LeCompte called on Congress to pass legislation giving Puerto Rico something similar to Chapter 9 bankruptcy protection, which would set up an orderly process for creditors to get paid back some of what they’re owed. At the start of the year, House Speaker Paul Ryan (R-Wis.) gave lawmakers three months to come up with a solution to help the island, home to a population with a 45 percent poverty rate, a deadline that’s been blown. Bills in the Senate and House have stalled.
This means Padilla has increasingly dwindling options for navigating his way out of the crisis. A restructuring of Puerto Rico’s $70 billion in debt would be the biggest ever in the $3.7 trillion municipal bond market. State and local governments rely on these loans to raise cash to pay for operating.

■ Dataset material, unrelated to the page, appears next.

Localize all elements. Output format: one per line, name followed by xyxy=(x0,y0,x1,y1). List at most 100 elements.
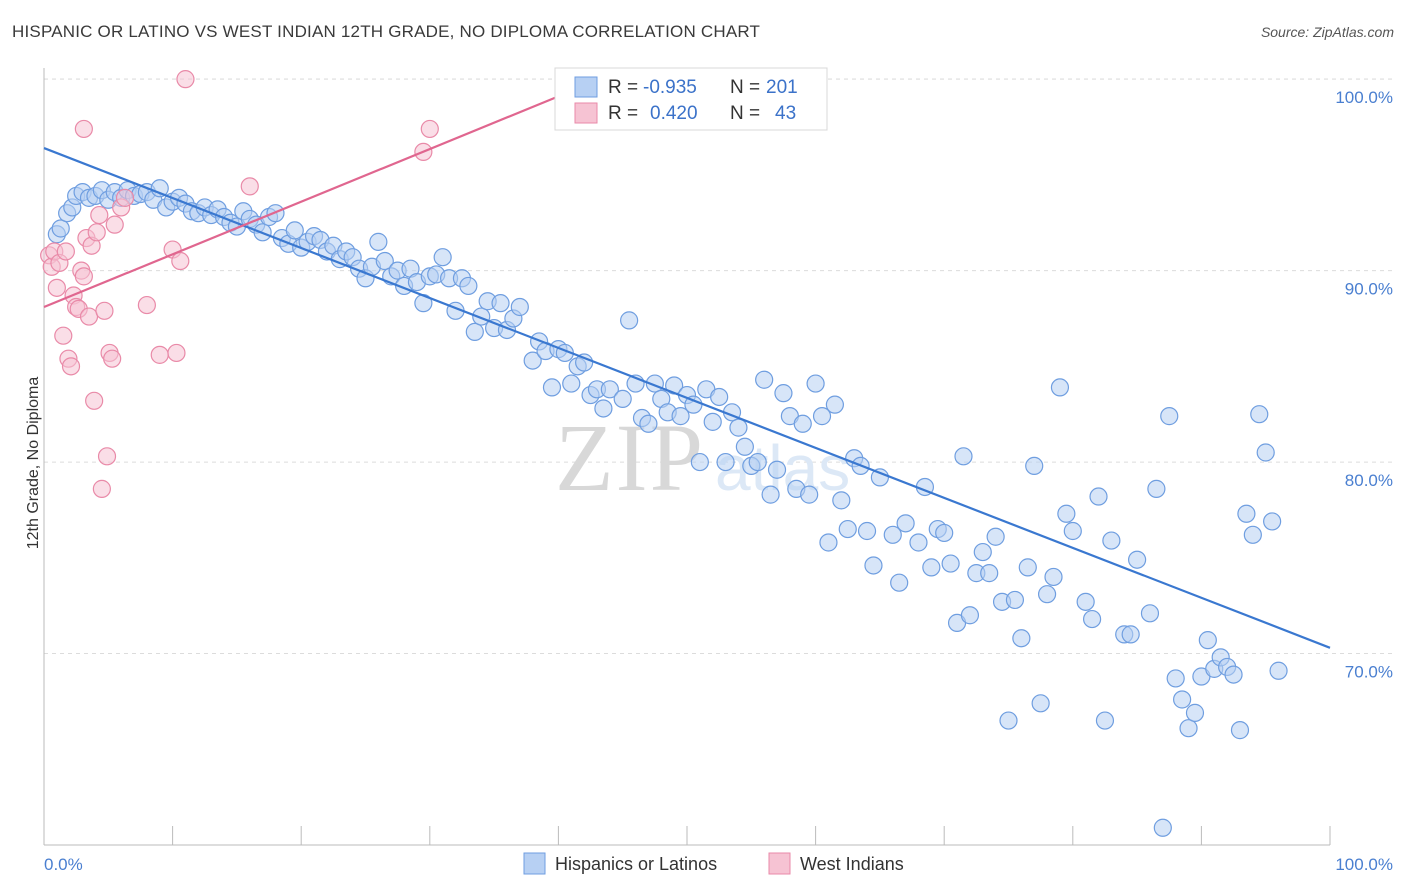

“We have known for months now that Puerto Rico’s debt is simply unsustainable, yet congressional Republicans continue to sit on their hands — content to watch the island burn,” Sen. Bob Menendez (D-N.J.) said Monday.
Wall Street creditors have already taken Puerto Rico to court to get back some of what they’re owed. The island’s bonds were long popular because they are free of federal tax, making them an enticing option for municipal bond fund managers. Now, they risk watching the value of the loans they hold disappear.
Firms like Franklin Templeton and OppenheimerFunds together hold about $5 billion in Puerto Rican bonds. Hedge funds like Stone Lion Capital Partners and Knighthead Capital Management also are big holders of San Juan’s plummeting bonds. Bond insurers, including MBIA and Assured Guaranty, are also in line for losses if Padilla can’t find a way to pay his bills.
The onset of the Zika virus just makes the debt crisis all the worse. The Centers for Disease Control and Prevention estimates that Zika will infect 20 percent of Puerto Ricans on the island by the end of 2016. The virus, which causes birth defects, is spread by mosquitoes and sexual contact. Padilla said that without help, his government would not be able to stop it.